А вот пожилые люди на воле не несли на себе неповторимых примет прошлого времени, в них прошлое было стерто, они легко входили в облик нового дня, — они думали, переживали в соответствии с сегодняшним днем; их словарь, мысли, их страсти, их искренность покорно, гибко менялись с ходом событий и волей начальства.
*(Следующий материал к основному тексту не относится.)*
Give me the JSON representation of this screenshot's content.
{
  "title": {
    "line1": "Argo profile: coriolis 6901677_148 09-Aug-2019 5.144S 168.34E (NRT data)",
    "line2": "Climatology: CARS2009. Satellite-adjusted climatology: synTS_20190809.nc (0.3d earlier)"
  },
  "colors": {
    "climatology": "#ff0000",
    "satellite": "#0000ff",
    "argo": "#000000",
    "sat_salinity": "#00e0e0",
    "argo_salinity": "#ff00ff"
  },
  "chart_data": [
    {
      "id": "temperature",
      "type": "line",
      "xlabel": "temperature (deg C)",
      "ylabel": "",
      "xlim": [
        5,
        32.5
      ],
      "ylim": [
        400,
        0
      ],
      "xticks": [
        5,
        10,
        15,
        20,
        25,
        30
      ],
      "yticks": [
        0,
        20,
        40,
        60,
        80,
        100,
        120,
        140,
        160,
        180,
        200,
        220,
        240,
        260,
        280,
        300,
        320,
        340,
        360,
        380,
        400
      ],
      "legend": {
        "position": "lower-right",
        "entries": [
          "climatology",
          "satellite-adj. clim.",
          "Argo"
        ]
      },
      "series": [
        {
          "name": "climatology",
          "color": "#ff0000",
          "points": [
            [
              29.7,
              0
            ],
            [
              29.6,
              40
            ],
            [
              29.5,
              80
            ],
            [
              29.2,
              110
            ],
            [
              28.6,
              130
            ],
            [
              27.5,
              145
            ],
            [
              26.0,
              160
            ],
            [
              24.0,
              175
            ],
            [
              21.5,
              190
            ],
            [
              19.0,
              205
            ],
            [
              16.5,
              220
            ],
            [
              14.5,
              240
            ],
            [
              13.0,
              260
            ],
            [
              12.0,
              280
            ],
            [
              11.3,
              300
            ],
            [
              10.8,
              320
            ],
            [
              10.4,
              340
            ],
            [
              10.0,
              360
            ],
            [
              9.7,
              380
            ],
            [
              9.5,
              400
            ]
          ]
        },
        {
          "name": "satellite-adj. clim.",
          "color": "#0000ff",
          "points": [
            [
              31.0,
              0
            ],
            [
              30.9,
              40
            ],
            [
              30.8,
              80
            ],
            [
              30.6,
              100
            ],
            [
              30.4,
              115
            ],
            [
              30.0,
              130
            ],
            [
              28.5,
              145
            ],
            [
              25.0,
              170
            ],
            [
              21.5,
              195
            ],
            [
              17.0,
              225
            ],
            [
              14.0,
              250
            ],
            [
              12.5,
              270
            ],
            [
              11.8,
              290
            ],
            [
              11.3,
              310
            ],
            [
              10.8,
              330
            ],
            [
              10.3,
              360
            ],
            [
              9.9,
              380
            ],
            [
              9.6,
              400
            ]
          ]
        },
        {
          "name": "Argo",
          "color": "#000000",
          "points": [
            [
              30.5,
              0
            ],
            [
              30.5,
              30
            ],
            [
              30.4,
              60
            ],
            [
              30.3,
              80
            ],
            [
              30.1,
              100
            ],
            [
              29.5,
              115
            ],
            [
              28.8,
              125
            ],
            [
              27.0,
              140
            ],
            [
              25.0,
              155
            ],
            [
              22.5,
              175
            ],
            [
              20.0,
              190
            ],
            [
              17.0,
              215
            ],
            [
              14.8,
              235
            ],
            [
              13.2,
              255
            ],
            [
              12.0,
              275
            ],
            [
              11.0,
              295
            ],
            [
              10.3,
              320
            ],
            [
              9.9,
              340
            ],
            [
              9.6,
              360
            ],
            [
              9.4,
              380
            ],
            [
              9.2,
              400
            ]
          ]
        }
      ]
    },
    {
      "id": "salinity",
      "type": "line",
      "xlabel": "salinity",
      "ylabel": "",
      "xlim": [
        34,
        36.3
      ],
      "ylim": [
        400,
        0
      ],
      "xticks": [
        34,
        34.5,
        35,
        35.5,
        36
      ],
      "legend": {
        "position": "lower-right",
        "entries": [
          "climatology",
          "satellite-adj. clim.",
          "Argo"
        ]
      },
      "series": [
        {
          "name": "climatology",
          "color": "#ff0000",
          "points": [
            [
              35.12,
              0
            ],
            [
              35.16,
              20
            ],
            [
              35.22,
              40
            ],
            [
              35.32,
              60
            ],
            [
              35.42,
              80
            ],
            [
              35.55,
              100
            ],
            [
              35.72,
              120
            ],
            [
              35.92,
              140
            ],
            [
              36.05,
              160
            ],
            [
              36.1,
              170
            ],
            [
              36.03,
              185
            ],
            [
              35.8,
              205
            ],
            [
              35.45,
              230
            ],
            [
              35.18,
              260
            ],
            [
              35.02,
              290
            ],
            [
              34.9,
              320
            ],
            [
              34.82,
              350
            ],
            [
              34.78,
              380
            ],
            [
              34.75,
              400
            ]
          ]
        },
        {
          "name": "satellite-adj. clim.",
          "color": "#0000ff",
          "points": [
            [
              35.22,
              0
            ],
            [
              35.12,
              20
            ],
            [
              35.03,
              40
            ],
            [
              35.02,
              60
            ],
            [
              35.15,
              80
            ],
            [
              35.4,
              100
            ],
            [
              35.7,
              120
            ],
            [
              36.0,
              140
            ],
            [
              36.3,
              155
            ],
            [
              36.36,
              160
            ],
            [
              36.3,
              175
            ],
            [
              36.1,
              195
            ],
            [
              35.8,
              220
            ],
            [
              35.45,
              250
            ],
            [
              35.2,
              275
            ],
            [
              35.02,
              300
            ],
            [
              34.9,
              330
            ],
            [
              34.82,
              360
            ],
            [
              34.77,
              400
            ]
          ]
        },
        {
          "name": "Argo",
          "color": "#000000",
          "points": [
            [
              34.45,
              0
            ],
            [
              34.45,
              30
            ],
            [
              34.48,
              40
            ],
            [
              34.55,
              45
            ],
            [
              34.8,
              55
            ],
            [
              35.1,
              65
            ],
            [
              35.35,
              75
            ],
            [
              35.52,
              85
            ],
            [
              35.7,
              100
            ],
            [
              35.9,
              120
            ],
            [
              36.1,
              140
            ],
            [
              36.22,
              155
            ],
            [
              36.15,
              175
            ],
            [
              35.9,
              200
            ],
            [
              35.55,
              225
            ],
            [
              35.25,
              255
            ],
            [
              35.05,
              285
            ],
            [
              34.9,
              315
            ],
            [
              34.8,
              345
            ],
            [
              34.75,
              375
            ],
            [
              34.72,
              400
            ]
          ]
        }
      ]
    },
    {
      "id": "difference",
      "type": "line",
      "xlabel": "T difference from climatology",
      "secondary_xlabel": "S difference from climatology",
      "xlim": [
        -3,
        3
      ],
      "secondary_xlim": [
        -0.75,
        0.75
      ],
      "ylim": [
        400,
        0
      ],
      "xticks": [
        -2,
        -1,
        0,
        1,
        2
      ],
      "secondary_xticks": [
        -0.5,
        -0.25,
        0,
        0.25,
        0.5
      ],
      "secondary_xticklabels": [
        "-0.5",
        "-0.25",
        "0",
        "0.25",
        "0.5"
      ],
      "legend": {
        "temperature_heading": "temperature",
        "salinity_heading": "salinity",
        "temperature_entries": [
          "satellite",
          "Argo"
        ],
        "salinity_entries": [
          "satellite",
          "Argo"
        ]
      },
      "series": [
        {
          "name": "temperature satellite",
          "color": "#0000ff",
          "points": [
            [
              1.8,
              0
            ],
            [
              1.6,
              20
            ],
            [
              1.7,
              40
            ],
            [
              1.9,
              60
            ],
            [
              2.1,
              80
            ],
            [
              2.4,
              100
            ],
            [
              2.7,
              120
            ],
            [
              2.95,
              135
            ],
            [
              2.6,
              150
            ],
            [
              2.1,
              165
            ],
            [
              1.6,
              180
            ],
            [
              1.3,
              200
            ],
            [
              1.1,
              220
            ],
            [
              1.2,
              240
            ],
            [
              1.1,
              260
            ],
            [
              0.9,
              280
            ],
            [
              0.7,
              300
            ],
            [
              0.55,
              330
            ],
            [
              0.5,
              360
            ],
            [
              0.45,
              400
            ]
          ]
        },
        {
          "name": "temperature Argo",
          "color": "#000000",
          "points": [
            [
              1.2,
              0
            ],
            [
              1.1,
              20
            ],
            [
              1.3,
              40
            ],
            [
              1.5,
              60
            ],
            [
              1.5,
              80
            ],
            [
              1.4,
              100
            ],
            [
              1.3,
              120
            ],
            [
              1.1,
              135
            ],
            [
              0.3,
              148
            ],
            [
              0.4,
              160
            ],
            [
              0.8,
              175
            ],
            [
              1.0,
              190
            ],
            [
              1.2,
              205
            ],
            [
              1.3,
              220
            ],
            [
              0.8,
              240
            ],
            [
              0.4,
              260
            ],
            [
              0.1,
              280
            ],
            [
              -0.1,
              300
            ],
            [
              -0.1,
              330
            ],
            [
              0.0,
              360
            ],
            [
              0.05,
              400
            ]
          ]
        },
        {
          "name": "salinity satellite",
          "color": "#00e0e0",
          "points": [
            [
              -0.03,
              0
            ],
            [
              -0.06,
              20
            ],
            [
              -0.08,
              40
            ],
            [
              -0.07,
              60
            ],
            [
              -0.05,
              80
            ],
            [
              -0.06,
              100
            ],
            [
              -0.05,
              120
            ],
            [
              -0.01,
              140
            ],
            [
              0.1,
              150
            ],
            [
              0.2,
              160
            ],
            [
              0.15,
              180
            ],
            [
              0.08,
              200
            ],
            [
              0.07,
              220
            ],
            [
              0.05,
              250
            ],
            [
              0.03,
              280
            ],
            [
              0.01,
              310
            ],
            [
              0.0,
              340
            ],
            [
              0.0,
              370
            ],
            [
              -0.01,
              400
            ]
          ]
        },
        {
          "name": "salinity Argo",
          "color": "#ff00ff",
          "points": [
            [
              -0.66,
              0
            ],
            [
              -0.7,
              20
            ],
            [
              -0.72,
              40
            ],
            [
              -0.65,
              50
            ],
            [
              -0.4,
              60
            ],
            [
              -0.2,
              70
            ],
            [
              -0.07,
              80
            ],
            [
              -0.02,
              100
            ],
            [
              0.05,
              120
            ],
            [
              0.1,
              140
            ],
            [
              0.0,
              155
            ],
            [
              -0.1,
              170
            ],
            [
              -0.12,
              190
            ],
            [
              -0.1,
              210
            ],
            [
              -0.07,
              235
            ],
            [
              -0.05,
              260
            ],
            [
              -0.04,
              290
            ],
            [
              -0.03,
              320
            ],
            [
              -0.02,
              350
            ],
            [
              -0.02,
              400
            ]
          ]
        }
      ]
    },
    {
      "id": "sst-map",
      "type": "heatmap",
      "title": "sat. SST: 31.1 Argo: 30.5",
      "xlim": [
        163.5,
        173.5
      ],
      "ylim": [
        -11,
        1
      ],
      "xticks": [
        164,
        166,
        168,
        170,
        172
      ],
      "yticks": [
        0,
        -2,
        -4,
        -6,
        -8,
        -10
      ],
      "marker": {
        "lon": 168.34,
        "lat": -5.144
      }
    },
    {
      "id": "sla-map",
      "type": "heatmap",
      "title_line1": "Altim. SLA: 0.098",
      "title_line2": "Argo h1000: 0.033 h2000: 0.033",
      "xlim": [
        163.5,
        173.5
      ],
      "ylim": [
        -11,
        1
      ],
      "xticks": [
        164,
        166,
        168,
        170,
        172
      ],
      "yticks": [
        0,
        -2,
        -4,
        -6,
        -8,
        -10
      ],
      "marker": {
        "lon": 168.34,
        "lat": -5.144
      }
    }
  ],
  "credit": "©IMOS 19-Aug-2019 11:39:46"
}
Чем объяснялось это различие — быть может, в лагере человек, словно в анестезии, замирал?

Живя в лагере, Иван Григорьевич постоянно видел естественное стремление людей вырваться за проволоку, вернуться к женам и детям. Но на воле он иногда встречал отпущенных из лагеря людей, и их покорное лицемерие, их страх перед собственной мыслью, их ужас перед новым арестом были так всеобъемлюще велики, что эти люди казались прочней арестованными, чем в пору лагерных принудработ.

Выйдя из лагеря, работая по вольному найму, живя рядом с любимыми и близкими, такой человек обрекал себя иногда на высшее арестантство, более совершенное и глубокое, чем то, к которому принуждала лагерная проволока.

И все же в муках, в грязи, в мути лагерной жизни светом и силой лагерных душ была свобода. Свобода была бессмертна.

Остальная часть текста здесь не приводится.